In his interview with a vernacular daily last Friday, the former military strongman spilled more beans. He said he would have been branded as a collaborator had he participated in the election, as if he didn't! He confided his party's future looked gloomy and that it embarrasses him to sit in the parliament next to his wife, who occupies the opposition leader's seat.
Ershad then talked about threat on his life and his disappointments over wife and party. He confessed he wasn't too happy about the cabinet positions given to some of his party colleagues. He moaned and groaned about how they disregarded his wishes, hurting the party image by accepting those positions. But he failed to explain why he himself was clinging to the position offered him as prime minister's special emissary. People wonder why he wrote to thank the prime minister for an appointment if he so grudgingly accepted it!
In the midst of these petty talks, he also said something profound. Late in life he has realised he was successful as the chief of army and politics has been a wrong choice for him. We don't know how his advisors advised him, but his critics have always tried to instill that good sense in him. They have repeatedly urged him not to overstay the welcome and retire before people got tired of him.
The old adage says that a man shouldn't be judged until he's dead. Human life is written with the invisible ink, which becomes visible only if the paper is heated. Ershad is only beginning to see his mistakes now that the heat is turning up on him. He will eventually see that people aren't convinced of his role in the last election no matter what he thinks.
It's an irony that Ershad's life should come to this when the only thing in his control is his wishful thinking. By his own confession, his wife has disobeyed him, his colleagues have ignored him and his party went to the polls and joined the government against his will. He himself is constrained to serve a position hesitantly. Yet the Energizer Bunny refuses to quit. He has threatened to expel those party leaders who didn't heed his instructions. He expressed hope to personally dish out party nominations for the next election.
Last Sunday he contradicted himself again, and said the opposite of what he had said in the interview two days ago. He told an audience in Kurigram that the election on January 5 was duly held and he saw no chance of a mid-term election.
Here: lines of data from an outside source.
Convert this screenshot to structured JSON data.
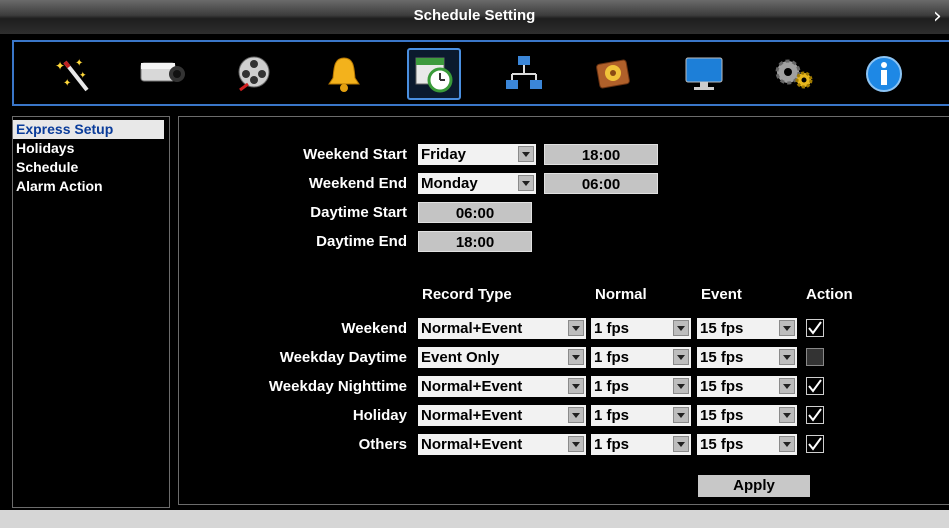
{
  "window": {
    "title": "Schedule Setting",
    "close_glyph": "›"
  },
  "toolbar": {
    "icons": [
      {
        "name": "wizard-wand-icon"
      },
      {
        "name": "camera-icon"
      },
      {
        "name": "film-reel-icon"
      },
      {
        "name": "alarm-bell-icon"
      },
      {
        "name": "schedule-clock-icon",
        "selected": true
      },
      {
        "name": "network-icon"
      },
      {
        "name": "hard-disk-icon"
      },
      {
        "name": "monitor-icon"
      },
      {
        "name": "system-gears-icon"
      },
      {
        "name": "info-icon"
      }
    ]
  },
  "sidebar": {
    "items": [
      {
        "label": "Express Setup",
        "active": true
      },
      {
        "label": "Holidays"
      },
      {
        "label": "Schedule"
      },
      {
        "label": "Alarm Action"
      }
    ]
  },
  "express": {
    "weekend_start": {
      "label": "Weekend Start",
      "day": "Friday",
      "time": "18:00"
    },
    "weekend_end": {
      "label": "Weekend End",
      "day": "Monday",
      "time": "06:00"
    },
    "daytime_start": {
      "label": "Daytime Start",
      "time": "06:00"
    },
    "daytime_end": {
      "label": "Daytime End",
      "time": "18:00"
    }
  },
  "record_table": {
    "headers": {
      "record_type": "Record Type",
      "normal": "Normal",
      "event": "Event",
      "action": "Action"
    },
    "rows": [
      {
        "label": "Weekend",
        "record_type": "Normal+Event",
        "normal": "1 fps",
        "event": "15 fps",
        "action": true
      },
      {
        "label": "Weekday Daytime",
        "record_type": "Event Only",
        "normal": "1 fps",
        "event": "15 fps",
        "action": false
      },
      {
        "label": "Weekday Nighttime",
        "record_type": "Normal+Event",
        "normal": "1 fps",
        "event": "15 fps",
        "action": true
      },
      {
        "label": "Holiday",
        "record_type": "Normal+Event",
        "normal": "1 fps",
        "event": "15 fps",
        "action": true
      },
      {
        "label": "Others",
        "record_type": "Normal+Event",
        "normal": "1 fps",
        "event": "15 fps",
        "action": true
      }
    ]
  },
  "buttons": {
    "apply": "Apply"
  }
}
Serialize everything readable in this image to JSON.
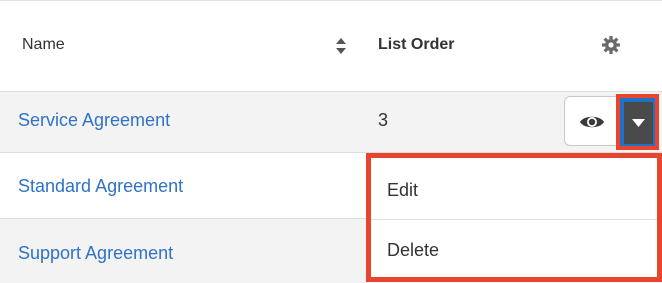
{
  "table": {
    "columns": [
      {
        "label": "Name"
      },
      {
        "label": "List Order"
      }
    ],
    "rows": [
      {
        "name": "Service Agreement",
        "list_order": "3"
      },
      {
        "name": "Standard Agreement",
        "list_order": ""
      },
      {
        "name": "Support Agreement",
        "list_order": ""
      }
    ]
  },
  "icons": {
    "sort": "sort-icon",
    "settings": "gear-icon",
    "preview": "eye-icon",
    "actions": "caret-down-icon"
  },
  "dropdown": {
    "items": [
      {
        "label": "Edit"
      },
      {
        "label": "Delete"
      }
    ]
  },
  "colors": {
    "link": "#2f72c6",
    "highlight": "#e8452e",
    "focus": "#1e73c8",
    "row_stripe": "#f3f3f3",
    "caret_button": "#4a4a4a"
  }
}
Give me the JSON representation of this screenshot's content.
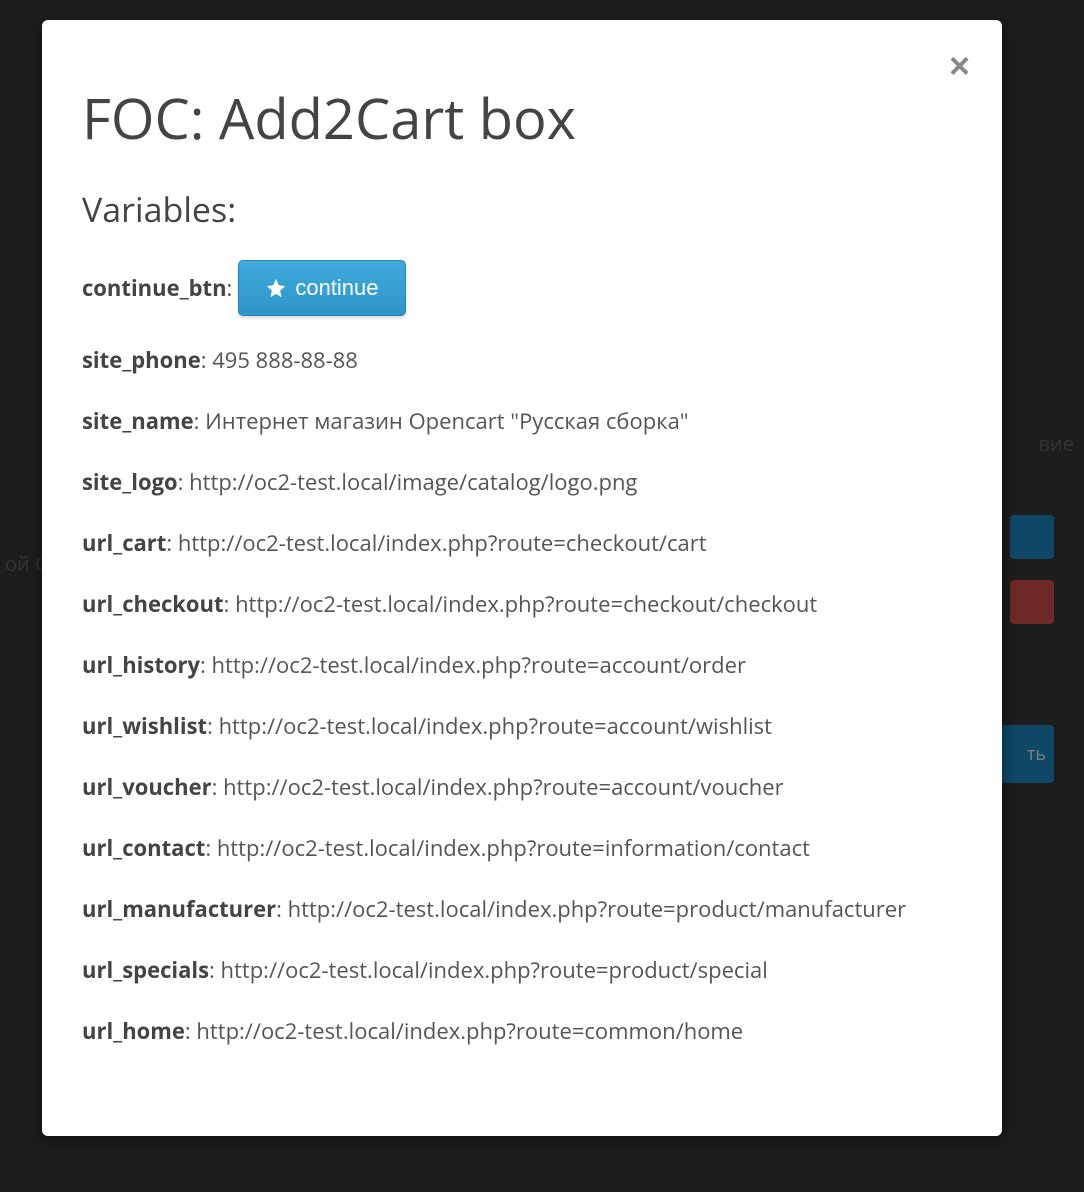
{
  "backdrop": {
    "text_right": "вие",
    "text_left": "ой С",
    "btn3_label": "ть"
  },
  "modal": {
    "title": "FOC: Add2Cart box",
    "subtitle": "Variables:",
    "continue_btn_key": "continue_btn",
    "continue_btn_label": "continue",
    "vars": [
      {
        "key": "site_phone",
        "value": "495 888-88-88"
      },
      {
        "key": "site_name",
        "value": "Интернет магазин Opencart \"Русская сборка\""
      },
      {
        "key": "site_logo",
        "value": "http://oc2-test.local/image/catalog/logo.png"
      },
      {
        "key": "url_cart",
        "value": "http://oc2-test.local/index.php?route=checkout/cart"
      },
      {
        "key": "url_checkout",
        "value": "http://oc2-test.local/index.php?route=checkout/checkout"
      },
      {
        "key": "url_history",
        "value": "http://oc2-test.local/index.php?route=account/order"
      },
      {
        "key": "url_wishlist",
        "value": "http://oc2-test.local/index.php?route=account/wishlist"
      },
      {
        "key": "url_voucher",
        "value": "http://oc2-test.local/index.php?route=account/voucher"
      },
      {
        "key": "url_contact",
        "value": "http://oc2-test.local/index.php?route=information/contact"
      },
      {
        "key": "url_manufacturer",
        "value": "http://oc2-test.local/index.php?route=product/manufacturer"
      },
      {
        "key": "url_specials",
        "value": "http://oc2-test.local/index.php?route=product/special"
      },
      {
        "key": "url_home",
        "value": "http://oc2-test.local/index.php?route=common/home"
      }
    ]
  }
}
Earlier he had argued in his interview that the same election had failed to meet popular expectations and a proper election should be held within a year or two.
These are the signs of a deranged mind going back and forth like a shuttle in a loom. But what he has been weaving in this shooting motion is a terrible tapestry of self-denigration. Ershad has diminished himself in his miserable attempt of self-aggrandisement.
Now that his alleged involvement in the murder of Major General Manzur is being openly discussed, and his grip on the party is faltering since his wife stole his thunder, Ershad looks awfully shriveled. Shorn of authority, charisma and credibility, destiny is already avenging itself upon this man. It has been reading him his Miranda loud. He has the right to remain silent and anything he says will be used against him in the court of history. Each day brings him closer to being no more than a comic relief for this nation.

The writer is Editor, First News and an opinion writer for The Daily Star.